Na vida real, se você quiser perder dinheiro, não há problema: o dinheiro é seu e você faz dele o que quiser. É (basicamente isso que fazemos todas as vezes que apostamos na loteria). Mas empresas raramente pertencem a apenas uma única pessoa. Esses acionistas precisam ser protegidos.
Mas mesmo que pertencessem a uma única pessoa, as instituições financeiras ainda assim estariam submetidas à lei que combate a gestão fraudulenta. Isso porque o sistema financeiro nacional é interligado: a quebra de um banco inevitavelmente causa problemas em todo o sistema (os mais velhos vão se lembrar da última ‘quebradeira’ de bancos, ocorrida em 1997/8, quando o governo deixou de equiparar o real ao dólar; ou basta olhar para o que está acontecendo na Europa nos últimos quatro anos). É o que se chama de risco sistêmico: a quebra de uma única instituição financeira abala todo o sistema.
Esse é um crime formal. Em juridiquês isso significa que ele não precisa ter gerado nenhuma consequência. Não é necessário que as instituição financeira gerida pelo criminoso ou outras empresas ou pessoas sejam impactadas pela fraude. Na verdade, eles podem até ter ganho dinheiro com isso (afinal, esse normalmente é o objetivo). Para a lei isso não importa: basta que a fraude tenha ocorrido.
Mas a lei não pune apenas aquela pessoa que frauda: ela pune também aquela que, embora não fraude, age irresponsavelmente. É o que ela chama de gestão temerária.
Aqui o problema é que quem deveria agir com prudência não o faz.
Óbvio que a gestão de qualquer instituição traz consigo um determinado risco e nunca podemos prever o futuro. Os responsáveis estão sempre tomando hoje decisões sobre um futuro que é, por definição, incerto. Não é isso que a lei pune (ou todo banqueiro estaria preso). O que ela pune é aquela pessoa que foi além do que pode ser considerado normal.
O xis da questão é se a pessoa agiu razoavelmente, como o gestor responsável de uma instituição financeira deveria agir. Óbvio que o parâmetro de comparação são outros gestores de instituições financeiras e não uma pessoa qualquer. Afinal, a ‘pessoa qualquer’ não tem o conhecimento técnico para gerir a organização.
Esse também é um crime formal: basta que haja a temeridade, sendo desnecessária qualquer consequência.

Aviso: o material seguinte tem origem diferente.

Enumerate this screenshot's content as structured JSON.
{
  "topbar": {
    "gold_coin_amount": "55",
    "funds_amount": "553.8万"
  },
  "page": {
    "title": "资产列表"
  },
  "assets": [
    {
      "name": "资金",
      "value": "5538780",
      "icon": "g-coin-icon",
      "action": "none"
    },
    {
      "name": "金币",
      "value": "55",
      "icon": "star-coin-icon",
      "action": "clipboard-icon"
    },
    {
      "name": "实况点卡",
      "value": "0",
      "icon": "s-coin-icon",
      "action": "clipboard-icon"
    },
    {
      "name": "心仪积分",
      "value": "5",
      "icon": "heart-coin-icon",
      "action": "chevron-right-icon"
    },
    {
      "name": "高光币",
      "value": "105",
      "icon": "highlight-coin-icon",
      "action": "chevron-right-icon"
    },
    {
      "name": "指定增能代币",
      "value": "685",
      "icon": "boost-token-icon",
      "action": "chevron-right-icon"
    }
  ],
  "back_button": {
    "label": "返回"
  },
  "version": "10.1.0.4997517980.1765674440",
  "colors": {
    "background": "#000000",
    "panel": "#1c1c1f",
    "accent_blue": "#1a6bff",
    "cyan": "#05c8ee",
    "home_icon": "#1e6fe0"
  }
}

Como a imaginação dos criminosos não tem limites, a lei não diz o que ela considera ser fraude ou temerário: fica a critério do magistrado usar o bom senso para definir se a conduta se encaixa numa ou noutra (ou em nenhuma) definição.
Porque na fraude há a intenção de criar uma mentira ou enganar e na gestão temerária há ‘apenas’ a irresponsabilidade, as penas são diferentes. A Lei 7.492/86, que trata dos crimes contra o Sistema Financeiro Nacional, estabelece pena máxima de 12 para a fraude e até 8 anos para a temerária.
Um último detalhe: é praticamente impossível imaginar que alguém que age fraudulentamente não esteja, ao mesmo tempo, agindo temerariamente. Mas se a conduta é a mesma, o crime maior (gestão fraudulenta) abrange o menor (gestão temerária). É a mesma coisa do homicídio: é impossível ser cometido sem cometer lesão corporal, mas se a conduta é a mesma, o criminoso só responde pelo crime mais grave.